Tough nut to name, really. Walnut? Pecan? What delicious, high protein nut best…embodies tonight’s tantalizing 3-3 draw at Providence Park versus Los Angeles FC? I’m going with pistachio, because those fuckers can be hard to crack.

About the Game
The full highlights haven’t been posted as I type (nvm, went up as I typed), so I’m leaning into bare chronology on this, but one simply can’t escape the feeling that the Portland Timbers let a couple points slip through their toes tonight (game played with the feet, etc.). After going up by two goals – the first, a (deserved) penalty kick earned and (dare I say symbolically?) scored by Felipe Mora, the second, a plum of a finish by Santiago Moreno on an attacking move that typified the night* – the Timbers looked as steady and assured as I’ve seen them all season.
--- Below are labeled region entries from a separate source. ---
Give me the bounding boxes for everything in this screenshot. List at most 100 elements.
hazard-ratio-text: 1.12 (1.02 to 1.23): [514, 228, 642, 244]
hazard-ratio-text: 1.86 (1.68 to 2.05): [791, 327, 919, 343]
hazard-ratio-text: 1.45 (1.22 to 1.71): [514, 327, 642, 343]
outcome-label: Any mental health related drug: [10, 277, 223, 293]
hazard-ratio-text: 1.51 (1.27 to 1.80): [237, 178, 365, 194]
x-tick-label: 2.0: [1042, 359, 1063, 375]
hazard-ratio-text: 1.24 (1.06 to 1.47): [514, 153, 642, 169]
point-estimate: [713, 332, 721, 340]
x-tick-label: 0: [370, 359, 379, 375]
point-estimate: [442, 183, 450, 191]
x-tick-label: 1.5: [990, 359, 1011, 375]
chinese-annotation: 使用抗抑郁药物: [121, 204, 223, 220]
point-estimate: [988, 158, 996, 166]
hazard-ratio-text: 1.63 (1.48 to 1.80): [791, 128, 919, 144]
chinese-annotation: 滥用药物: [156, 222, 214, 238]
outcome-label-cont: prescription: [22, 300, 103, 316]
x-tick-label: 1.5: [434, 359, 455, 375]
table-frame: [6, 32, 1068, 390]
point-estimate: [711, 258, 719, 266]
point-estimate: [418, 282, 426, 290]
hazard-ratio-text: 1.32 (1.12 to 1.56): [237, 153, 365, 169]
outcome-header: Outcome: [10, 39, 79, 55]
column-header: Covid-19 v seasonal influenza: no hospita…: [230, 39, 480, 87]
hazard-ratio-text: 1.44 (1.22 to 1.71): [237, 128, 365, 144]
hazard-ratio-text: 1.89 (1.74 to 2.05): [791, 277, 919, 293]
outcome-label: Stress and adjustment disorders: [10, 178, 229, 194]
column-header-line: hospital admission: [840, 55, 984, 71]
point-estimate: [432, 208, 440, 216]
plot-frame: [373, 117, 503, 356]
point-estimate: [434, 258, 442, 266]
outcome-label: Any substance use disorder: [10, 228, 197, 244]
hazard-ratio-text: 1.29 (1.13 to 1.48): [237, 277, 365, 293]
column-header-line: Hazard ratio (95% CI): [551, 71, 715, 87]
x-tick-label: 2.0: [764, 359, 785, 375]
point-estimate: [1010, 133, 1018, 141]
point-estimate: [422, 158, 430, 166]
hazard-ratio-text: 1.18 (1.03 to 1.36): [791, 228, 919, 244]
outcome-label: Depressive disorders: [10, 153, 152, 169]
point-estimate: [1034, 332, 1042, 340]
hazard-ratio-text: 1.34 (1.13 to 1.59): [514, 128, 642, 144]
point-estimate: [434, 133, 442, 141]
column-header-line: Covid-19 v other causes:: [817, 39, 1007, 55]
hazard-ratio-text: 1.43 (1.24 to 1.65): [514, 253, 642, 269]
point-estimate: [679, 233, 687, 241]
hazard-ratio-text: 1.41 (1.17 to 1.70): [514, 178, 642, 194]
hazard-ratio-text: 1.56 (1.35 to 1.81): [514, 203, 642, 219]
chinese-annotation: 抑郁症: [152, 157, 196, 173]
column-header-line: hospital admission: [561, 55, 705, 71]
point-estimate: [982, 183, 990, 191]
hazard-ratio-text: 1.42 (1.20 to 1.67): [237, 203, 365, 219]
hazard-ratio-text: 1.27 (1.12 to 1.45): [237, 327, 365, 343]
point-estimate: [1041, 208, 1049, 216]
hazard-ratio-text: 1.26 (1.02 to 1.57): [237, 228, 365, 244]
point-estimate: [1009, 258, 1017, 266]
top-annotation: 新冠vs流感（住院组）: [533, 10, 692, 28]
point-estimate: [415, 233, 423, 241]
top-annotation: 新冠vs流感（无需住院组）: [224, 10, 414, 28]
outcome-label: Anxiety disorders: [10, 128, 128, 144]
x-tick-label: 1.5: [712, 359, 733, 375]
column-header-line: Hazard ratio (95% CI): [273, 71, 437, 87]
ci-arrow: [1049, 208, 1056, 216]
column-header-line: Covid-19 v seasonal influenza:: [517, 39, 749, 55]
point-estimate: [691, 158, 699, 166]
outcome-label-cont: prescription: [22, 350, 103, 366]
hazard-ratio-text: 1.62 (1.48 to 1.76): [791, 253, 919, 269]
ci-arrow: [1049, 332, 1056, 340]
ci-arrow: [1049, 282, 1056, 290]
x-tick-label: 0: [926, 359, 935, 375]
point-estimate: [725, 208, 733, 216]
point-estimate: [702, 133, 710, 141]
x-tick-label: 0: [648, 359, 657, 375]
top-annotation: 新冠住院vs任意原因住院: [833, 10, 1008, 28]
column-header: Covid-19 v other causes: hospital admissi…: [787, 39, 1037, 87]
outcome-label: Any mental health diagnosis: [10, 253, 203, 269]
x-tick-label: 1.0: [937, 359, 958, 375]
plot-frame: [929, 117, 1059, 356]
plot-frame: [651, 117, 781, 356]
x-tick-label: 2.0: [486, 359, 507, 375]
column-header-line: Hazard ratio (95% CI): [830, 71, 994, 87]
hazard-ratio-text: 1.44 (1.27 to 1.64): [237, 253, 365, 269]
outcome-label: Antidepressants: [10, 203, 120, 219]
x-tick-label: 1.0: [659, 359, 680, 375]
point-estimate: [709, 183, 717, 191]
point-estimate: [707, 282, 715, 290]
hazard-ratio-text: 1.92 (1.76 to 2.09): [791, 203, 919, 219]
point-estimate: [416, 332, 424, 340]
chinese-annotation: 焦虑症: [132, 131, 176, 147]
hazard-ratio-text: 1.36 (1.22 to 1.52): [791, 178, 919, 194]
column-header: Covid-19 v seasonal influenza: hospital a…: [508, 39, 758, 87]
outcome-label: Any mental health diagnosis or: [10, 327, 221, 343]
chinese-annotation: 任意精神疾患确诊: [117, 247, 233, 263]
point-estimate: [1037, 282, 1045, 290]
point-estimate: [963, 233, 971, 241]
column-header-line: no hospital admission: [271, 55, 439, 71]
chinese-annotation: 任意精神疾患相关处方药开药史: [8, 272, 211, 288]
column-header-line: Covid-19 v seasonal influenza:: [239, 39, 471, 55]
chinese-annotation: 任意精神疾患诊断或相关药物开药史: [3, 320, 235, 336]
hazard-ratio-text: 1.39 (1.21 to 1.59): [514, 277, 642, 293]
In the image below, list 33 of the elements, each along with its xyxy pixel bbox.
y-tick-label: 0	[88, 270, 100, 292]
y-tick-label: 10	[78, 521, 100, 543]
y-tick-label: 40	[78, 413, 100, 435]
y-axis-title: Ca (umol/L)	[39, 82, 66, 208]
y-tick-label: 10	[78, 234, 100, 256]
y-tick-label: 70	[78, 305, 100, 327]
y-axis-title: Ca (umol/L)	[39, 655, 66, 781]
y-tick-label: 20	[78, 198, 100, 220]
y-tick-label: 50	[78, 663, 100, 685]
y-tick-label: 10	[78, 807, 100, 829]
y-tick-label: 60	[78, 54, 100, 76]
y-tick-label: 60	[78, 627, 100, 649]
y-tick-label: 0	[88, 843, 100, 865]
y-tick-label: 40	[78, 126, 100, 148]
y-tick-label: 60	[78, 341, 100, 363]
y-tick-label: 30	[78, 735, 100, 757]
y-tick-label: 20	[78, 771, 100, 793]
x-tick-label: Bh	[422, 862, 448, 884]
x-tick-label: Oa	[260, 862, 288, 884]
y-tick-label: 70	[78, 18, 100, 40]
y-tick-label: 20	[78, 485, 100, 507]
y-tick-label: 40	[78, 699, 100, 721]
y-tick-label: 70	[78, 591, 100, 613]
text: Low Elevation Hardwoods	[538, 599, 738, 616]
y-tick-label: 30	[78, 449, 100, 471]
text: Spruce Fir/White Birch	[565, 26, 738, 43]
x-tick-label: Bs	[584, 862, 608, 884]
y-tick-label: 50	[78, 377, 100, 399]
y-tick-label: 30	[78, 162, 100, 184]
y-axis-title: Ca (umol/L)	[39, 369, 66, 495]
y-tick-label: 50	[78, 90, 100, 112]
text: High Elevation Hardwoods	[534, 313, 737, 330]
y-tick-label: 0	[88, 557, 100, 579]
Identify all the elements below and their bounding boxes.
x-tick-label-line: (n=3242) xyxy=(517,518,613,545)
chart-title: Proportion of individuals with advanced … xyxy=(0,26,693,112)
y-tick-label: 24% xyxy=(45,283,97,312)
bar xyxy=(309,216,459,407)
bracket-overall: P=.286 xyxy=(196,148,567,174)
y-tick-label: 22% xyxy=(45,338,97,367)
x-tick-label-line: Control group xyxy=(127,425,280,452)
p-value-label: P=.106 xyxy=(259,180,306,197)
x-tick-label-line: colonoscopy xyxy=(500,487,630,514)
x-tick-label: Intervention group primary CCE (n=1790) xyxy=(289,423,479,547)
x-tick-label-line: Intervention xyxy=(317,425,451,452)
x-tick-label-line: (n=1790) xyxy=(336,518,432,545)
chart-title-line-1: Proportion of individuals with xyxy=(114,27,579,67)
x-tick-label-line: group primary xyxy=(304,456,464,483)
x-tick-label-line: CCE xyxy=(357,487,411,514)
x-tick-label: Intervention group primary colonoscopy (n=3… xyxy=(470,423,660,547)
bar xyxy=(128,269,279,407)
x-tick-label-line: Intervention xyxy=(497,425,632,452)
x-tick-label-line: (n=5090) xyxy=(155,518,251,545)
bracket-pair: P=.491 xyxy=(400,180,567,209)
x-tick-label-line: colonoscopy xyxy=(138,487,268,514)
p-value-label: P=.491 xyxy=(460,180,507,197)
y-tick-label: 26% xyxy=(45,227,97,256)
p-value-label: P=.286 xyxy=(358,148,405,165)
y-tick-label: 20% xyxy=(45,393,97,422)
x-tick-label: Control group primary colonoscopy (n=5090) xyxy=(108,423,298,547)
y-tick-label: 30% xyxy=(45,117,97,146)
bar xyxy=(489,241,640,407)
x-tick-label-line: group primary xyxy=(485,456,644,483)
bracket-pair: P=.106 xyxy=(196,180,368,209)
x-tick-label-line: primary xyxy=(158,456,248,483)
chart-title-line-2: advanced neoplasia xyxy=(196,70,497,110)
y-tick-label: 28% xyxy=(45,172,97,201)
Olivier Giroud scoring his first goal of 2025 on the stroke of halftime didn’t change that impression, coming out of the back-side of the blue as it did, and I spent the first half of the second half daydreaming about how I would characterize a home win over an LAFC side that has struggled early and traveled poorly over the opening weeks of 2025. The gap between David Martinez’s equalizer and Felipe Mora’s go-ahead goal**gave me a mere two minutes to second guess that daydream, so I, for lack of a better phrase, drifted back into a space that felt one glorious hell of a lot like the first half of the super-fun roller-coaster good-times of the 2024 season. Despite disturbing signs from the outside – my handwritten notes back up the final allotment shots/shots-on-goal in the official stats - that pleasant fog enveloped me all the way until somewhere around the 90th minute, when Diego Chara caught Denis Bouanga’s toe in the area, Portland's favorite referee, Guido Gonzalez, Jr., pointed to the spot and Bouanga leveled the game with a stone-cold penalty kick. Don’t know why the danger signs didn’t flash earlier, or why I didn’t see them if they did. Maybe I was blinded by the Pants over my eyes…

…have I mentioned that LAFC probably should have gone up 1-0 by the second minute? This was a wild one, soccer’s version of a feeding frenzy, if until Portland’s second go-ahead goal. To float a theory/response: is it possible Portland taking their foot off the gas doomed them to the draw? Against that, did they have the legs to do otherwise?